Le concours
Ca
avait commencé dans une frénésie de créativité. Fièrement et dans le plus grand
secret, j’avais écrit les cinq ou six feuillets demandés. Je les avais mis en
pages avec l’ordinateur de mon fils puis j’avais envoyé le dossier complet à
l’organisation. Un salon littéraire ouvrait ses portes le mois suivant et un
concours de nouvelles avait été organisé. Le premier prix était une parution et un article sur l’auteur,
dans le journal local ainsi qu’un lot de livres des éditeurs invités. Ce
n’était pas souvent dans cette petite ville de province que l’on donnait une
chance aux anonymes. Ce concours en était une. Je le pensais si fort qu’une
petite note d’espoir s’était frayé un passage dans mon coeur de zéro parmi les
zéros.
Je
fus transcendée par ce sentiment nouveau pendant quelques jours. Ma vie de
femme au foyer était devenue un peu plus légère car j’allais devenir :
Ecrivain ! Et ma vision du monde changea. Soudain tout était devenu
prétexte à écrire des histoires. J’observais les autres au supermarché, à la
sortie de l’école, à la poste, au square. J’imaginais milles histoires en
étendant la lessive et même le repassage me permettait d’échafauder le plan de
mon futur roman.
J’allais
écrire.
Devenir
écrivain.
Un
écrivain célèbre et adulé.
En
épluchant les patates, je préparais une interview : « Oui, je suis
née dans cette petite ville. Oui j’ai beaucoup écrit quand j’étais jeune et
j’étais la meilleure en rédaction, demandez à Madame Froment, l’institutrice,
elle vous confirmera. Je me suis mariée à 19 ans car j’étais enceinte de mon
fils aîné mais même si j’ai arrêté mes études très tôt, j’ai continué à écrire
dans des cahiers quadrillés, j’en ai au moins une trentaine ! » je les ai toujours ces cahiers, je pourrais bien
les montrer aux journalistes.
J’ai
pris un de ces cahiers inachevés et je me suis mise à écrire tout ce que je
voyais. Ma voisine sournoise qui faisait pisser son chien sur mes fleurs tous
les matins depuis 7 ans. Ma fille de 15 ans qui me prenait pour une demeurée,
en me racontant qu’elle allait réviser chez Kevin - Kevin une petite frappe que
je savais déscolarisée, tatoué, percé et sûrement dealer.
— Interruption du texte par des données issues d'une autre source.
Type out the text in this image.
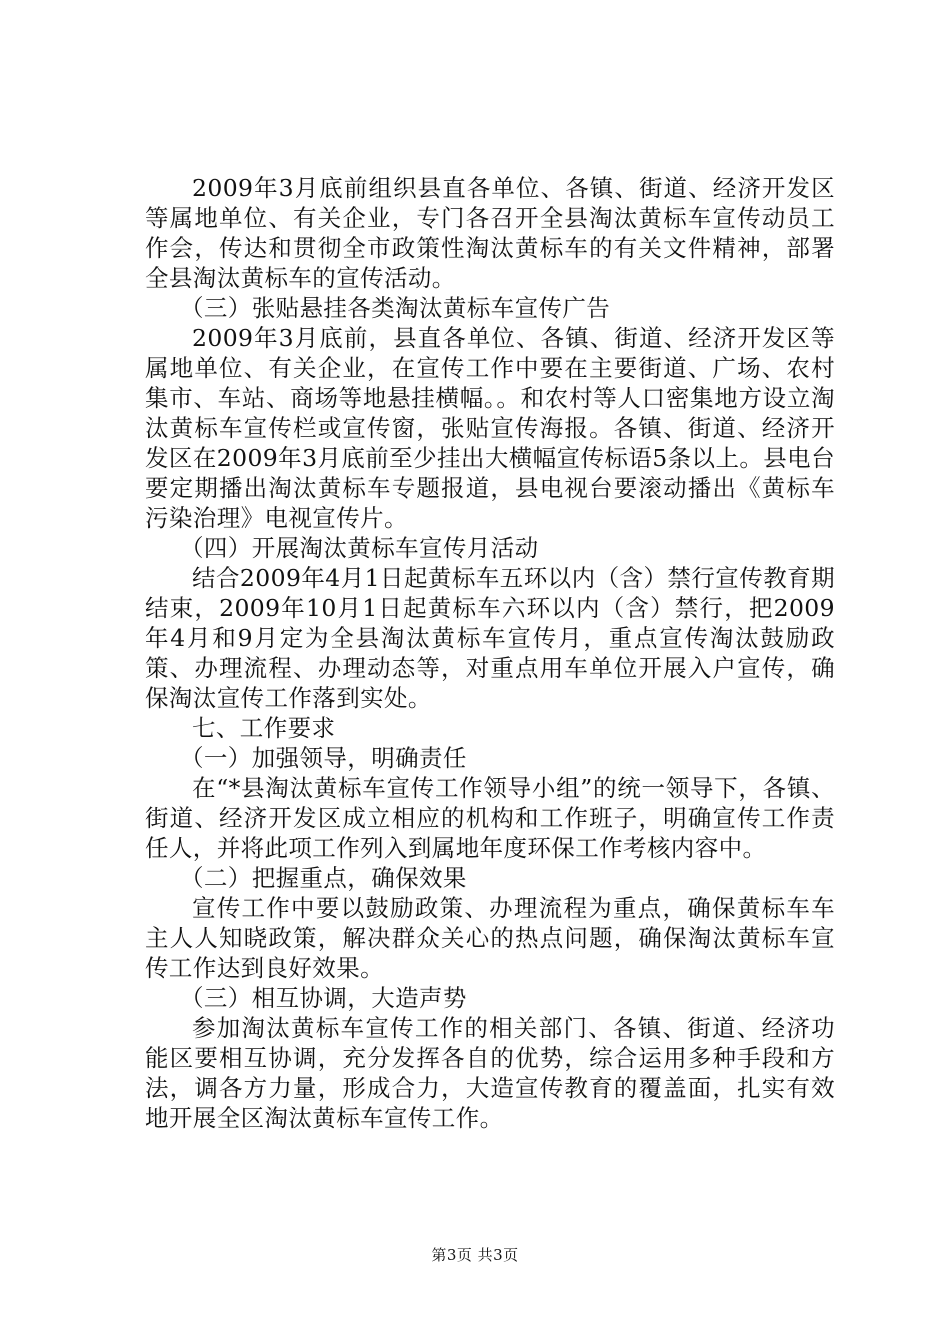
2009年3月底前组织县直各单位、各镇、街道、经济开发区等属地单位、有关企业，专门各召开全县淘汰黄标车宣传动员工作会，传达和贯彻全市政策性淘汰黄标车的有关文件精神，部署全县淘汰黄标车的宣传活动。

（三）张贴悬挂各类淘汰黄标车宣传广告

2009年3月底前，县直各单位、各镇、街道、经济开发区等属地单位、有关企业，在宣传工作中要在主要街道、广场、农村集市、车站、商场等地悬挂横幅。。和农村等人口密集地方设立淘汰黄标车宣传栏或宣传窗，张贴宣传海报。各镇、街道、经济开发区在2009年3月底前至少挂出大横幅宣传标语5条以上。县电台要定期播出淘汰黄标车专题报道，县电视台要滚动播出《黄标车污染治理》电视宣传片。

（四）开展淘汰黄标车宣传月活动

结合2009年4月1日起黄标车五环以内（含）禁行宣传教育期结束，2009年10月1日起黄标车六环以内（含）禁行，把2009年4月和9月定为全县淘汰黄标车宣传月，重点宣传淘汰鼓励政策、办理流程、办理动态等，对重点用车单位开展入户宣传，确保淘汰宣传工作落到实处。

七、工作要求

（一）加强领导，明确责任

在“*县淘汰黄标车宣传工作领导小组”的统一领导下，各镇、街道、经济开发区成立相应的机构和工作班子，明确宣传工作责任人，并将此项工作列入到属地年度环保工作考核内容中。

（二）把握重点，确保效果

宣传工作中要以鼓励政策、办理流程为重点，确保黄标车车主人人知晓政策，解决群众关心的热点问题，确保淘汰黄标车宣传工作达到良好效果。

（三）相互协调，大造声势

参加淘汰黄标车宣传工作的相关部门、各镇、街道、经济功能区要相互协调，充分发挥各自的优势，综合运用多种手段和方法，调各方力量，形成合力，大造宣传教育的覆盖面，扎实有效地开展全区淘汰黄标车宣传工作。

第3页 共3页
Mon fils chômeur de
19 ans qui dormait jusqu’à midi et partait tous les soirs « chercher du
taff »... du pain béni pour moi, tous ces beaux personnages typiques de
leur époque. Même la vision de mon mari, abruti devant le grand prix de F1 en
train de se masser les parties, m’avait donné l’idée d’un meurtre suivit d’une
enquête... Pourquoi ne pas écrire un polar ? C’était bien et surtout très
tendance pour les femmes, je l’avais lu dans une revue littéraire. J’avais
vraiment l’impression que toute ma vie s’était éclairée depuis ma participation
à ce concours.
J’allais
gagner, être édité, enfin reconnue.
Personne
dans ma famille et mes proches n’avait remarqué mon changement. Pour eux
j’étais toujours Nadine l’endive comme m’appelaient mes frères et soeurs.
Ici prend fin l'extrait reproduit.